Os trabalhadores rejeitaram uma proposta elaborada conjuntamente pelo Ministério Público e pela Comlurb na passada quinta-feira (31). De acordo com uma sentença de injunção, o sindicato da categoria foi multado em R$ 200 mil todos os dias de greve. A greve foi considerada abusiva pelo Ministério Público do Trabalho.
A greve dos recolhedores de lixo no Rio de Janeiro é no seu sétimo dia desta quarta-feira, com os resíduos a acumularem-se em várias partes da cidade (6). A Comlurb e os trabalhadores ainda têm de negociar um acordo para que a recolha de lixo na cidade regresse ao normal, apesar de duas audições de mediação e três reuniões de trabalhadores.
A greve começou em 28 de Março, quando o Sindicato dos Empregados das Empresas de Limpeza e Manutenção do Rio de Janeiro, que representa os trabalhadores da Comlurb, convocou uma greve.
Devido às fortes chuvas no Rio na sexta-feira (1), o sindicato decidiu suspender temporariamente a greve.
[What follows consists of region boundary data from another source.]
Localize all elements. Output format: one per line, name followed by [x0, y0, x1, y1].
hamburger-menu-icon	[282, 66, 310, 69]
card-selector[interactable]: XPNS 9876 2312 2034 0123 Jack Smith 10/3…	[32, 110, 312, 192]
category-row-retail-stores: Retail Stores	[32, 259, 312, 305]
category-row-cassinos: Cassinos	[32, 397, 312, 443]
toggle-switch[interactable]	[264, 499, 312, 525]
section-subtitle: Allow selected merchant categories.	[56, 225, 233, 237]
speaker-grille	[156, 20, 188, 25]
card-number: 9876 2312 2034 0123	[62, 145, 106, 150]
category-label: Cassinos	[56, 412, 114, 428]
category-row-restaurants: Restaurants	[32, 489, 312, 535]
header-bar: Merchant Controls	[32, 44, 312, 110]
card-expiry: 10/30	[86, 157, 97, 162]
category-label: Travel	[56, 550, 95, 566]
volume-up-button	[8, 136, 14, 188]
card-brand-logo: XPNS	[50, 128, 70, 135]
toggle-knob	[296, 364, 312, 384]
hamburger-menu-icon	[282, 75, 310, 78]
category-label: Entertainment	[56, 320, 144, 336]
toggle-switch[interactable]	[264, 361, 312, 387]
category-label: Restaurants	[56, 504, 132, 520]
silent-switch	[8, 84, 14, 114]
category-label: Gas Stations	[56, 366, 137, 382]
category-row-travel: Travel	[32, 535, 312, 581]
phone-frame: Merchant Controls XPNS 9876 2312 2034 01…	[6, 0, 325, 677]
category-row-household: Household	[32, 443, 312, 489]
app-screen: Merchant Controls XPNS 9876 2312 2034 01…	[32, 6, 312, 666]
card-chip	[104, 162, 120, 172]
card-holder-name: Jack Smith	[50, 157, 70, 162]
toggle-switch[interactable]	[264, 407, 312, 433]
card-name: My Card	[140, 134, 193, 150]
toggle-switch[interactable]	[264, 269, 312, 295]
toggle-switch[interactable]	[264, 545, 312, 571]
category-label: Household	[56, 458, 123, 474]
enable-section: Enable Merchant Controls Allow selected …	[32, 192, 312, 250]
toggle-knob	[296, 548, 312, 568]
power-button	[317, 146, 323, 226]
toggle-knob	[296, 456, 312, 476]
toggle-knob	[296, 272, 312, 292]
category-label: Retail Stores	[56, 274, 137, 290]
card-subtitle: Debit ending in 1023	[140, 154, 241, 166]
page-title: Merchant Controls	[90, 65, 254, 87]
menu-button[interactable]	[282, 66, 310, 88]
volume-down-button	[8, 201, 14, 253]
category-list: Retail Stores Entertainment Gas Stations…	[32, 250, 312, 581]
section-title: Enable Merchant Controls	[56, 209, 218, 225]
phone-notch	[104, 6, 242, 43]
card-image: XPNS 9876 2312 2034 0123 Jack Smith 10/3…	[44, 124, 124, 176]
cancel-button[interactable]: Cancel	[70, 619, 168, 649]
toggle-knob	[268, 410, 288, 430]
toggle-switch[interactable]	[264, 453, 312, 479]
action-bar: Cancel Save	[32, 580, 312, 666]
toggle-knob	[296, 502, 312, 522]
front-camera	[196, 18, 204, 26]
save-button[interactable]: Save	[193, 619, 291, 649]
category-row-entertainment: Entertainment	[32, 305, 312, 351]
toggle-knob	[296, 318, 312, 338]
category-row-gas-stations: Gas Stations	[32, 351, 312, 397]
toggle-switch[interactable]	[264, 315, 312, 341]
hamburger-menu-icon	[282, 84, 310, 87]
Na segunda-feira, a greve foi renovada (4). No total, os recolhedores de lixo do Rio de Janeiro tinham estado em greve durante sete dias.
Os catadores de lixo do Rio rejeitaram uma sugestão de ajuste de compensação dada durante a assembleia da categoria na passada quinta-feira (31), no Clube dos Aliados em Campo Grande, na Zona Oeste do Rio.
A decisão de manter a greve foi tomada em resposta a uma proposta de ajustamento salarial feita conjuntamente pelo Ministério Público do Rio de Janeiro e pela Comlurb numa sessão de conciliação no Tribunal Regional do Trabalho (TRT) na tarde da passada quarta-feira (29).
Foi prometido aos trabalhadores um reajustamento de 10 pontos percentuais ao longo de 2022, de acordo com o acordo. A proposta prevê uma subida de 6% em Março, um aumento de 2% em Agosto, e outro aumento de 2% em Novembro (o mês da data de base da função pública municipal).